Posted: Wed Oct 15, 2008 7:39 am
by Borat
There was mary, she met greg,
20 years old, a-top her shoulder's packed a hard head,
at first she stood back, didn't care to hear him talk,
he said he'd pull her push aways till they both met sparks,

They started small, gave a hug tossed a hand just to stay involved,
evolved conversation, till she bore it all,
soon she let him in, expected more than just friends,
told everyone around it was her and him, they were a couple.
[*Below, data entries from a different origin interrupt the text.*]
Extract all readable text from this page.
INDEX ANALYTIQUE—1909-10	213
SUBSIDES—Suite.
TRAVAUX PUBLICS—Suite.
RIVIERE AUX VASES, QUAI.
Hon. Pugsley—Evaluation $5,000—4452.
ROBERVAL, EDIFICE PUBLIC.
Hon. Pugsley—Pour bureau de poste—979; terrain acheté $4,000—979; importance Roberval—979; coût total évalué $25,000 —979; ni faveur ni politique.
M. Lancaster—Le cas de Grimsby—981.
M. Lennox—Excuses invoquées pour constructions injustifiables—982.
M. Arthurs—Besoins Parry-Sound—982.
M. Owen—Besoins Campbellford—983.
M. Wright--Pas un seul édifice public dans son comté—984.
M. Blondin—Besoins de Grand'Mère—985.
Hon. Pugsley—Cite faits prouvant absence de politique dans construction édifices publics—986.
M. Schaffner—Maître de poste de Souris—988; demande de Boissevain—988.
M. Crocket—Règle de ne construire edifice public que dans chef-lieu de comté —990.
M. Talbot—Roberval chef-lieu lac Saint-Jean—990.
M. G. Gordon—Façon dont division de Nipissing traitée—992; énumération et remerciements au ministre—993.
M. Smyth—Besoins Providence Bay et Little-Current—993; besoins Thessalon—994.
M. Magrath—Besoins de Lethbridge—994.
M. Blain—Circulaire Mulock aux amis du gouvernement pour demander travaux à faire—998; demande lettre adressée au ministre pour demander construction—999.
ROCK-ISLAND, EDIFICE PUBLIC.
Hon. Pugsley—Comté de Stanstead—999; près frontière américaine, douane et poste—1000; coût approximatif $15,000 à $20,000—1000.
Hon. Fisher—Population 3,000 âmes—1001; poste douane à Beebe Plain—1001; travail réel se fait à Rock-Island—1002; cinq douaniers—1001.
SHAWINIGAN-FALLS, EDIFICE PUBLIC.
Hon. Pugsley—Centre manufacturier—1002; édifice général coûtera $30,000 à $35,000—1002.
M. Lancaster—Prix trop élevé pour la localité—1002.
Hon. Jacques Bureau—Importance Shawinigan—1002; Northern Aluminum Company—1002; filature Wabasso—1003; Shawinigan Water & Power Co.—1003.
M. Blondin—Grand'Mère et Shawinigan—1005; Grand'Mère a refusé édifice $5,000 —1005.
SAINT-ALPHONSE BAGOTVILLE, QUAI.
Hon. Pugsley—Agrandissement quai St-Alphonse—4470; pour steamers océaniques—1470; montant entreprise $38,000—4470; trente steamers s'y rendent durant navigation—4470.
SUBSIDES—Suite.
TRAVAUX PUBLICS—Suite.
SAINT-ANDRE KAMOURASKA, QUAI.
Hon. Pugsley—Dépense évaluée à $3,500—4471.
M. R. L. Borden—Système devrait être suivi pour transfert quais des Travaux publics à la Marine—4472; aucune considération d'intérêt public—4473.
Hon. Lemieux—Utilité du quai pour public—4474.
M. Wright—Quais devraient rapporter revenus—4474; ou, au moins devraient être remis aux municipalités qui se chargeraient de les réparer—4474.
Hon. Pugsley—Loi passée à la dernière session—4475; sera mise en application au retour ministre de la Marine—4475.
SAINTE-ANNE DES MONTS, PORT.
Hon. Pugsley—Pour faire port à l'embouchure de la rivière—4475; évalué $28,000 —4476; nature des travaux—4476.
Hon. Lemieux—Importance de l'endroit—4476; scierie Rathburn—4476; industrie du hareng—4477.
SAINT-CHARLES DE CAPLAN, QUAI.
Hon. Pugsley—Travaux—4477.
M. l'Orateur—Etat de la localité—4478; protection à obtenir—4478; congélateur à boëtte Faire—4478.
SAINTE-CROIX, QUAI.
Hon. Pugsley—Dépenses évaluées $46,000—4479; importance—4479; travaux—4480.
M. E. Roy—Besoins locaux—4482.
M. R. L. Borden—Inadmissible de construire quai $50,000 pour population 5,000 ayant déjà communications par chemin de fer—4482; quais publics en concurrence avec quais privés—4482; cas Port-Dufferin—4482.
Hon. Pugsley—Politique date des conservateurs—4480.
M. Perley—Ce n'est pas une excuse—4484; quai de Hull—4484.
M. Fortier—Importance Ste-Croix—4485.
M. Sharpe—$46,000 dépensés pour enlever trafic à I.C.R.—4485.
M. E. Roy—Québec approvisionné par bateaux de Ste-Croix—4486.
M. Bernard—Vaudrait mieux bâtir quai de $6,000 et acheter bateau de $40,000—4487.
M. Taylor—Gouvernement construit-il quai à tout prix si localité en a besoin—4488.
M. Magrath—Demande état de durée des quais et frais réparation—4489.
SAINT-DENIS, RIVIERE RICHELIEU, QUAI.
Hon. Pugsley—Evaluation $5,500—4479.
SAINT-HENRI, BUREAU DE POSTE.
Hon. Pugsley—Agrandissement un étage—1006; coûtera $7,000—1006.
a couple years pass and mary marries greg, despite her family
and everything they once said, say's she believes in him,
could care less of what they see in him.

see she's been waiting, thanks god for all her patients,
she's been sick for years and could use the medication,
she left her parent's place-in search for better placement
a place to live three bedrooms a furnished basement,
she wants her kids to grow up to know what love really does,
but greg was on a different kick just consumed in drugs...


verse 1 haha

Posted: Thu Oct 16, 2008 10:23 am
by Borat
does anyone leave feed anymore?

Posted: Sun Oct 19, 2008 12:30 pm
by Borat
great answer.

Posted: Sun Oct 19, 2008 12:52 pm
by Haz
lol

Nice Lil Way To Jus End da Verse..
And Make Me wonder Wdf is Gunna happen Wid these People..
Anyways... Liked How you Piece It Up To Be a Story..
Have More Rhymes in This shit Though.. No Flaws i Could See Really
Liked The Story Line..
Keep It Up...

Posted: Sun Oct 19, 2008 1:33 pm
by Borat
THANK YOU FOR THE FEED... I was thinking about putting more rhymes into it, but it really goes so amazing to the instromental i have for it, I will probably put an audio up after its all said and done. so watch for it.

Posted: Sun Oct 19, 2008 3:41 pm
by precise
nice shit man, uve always been pretty sick with a story line, ur all about the topical pieces and poetry, good job, lookin forward to part 2 n 3 dude

Posted: Mon Oct 20, 2008 9:35 am
by Borat
Thanks for the feed, I will drop some more rhymes in part two and three.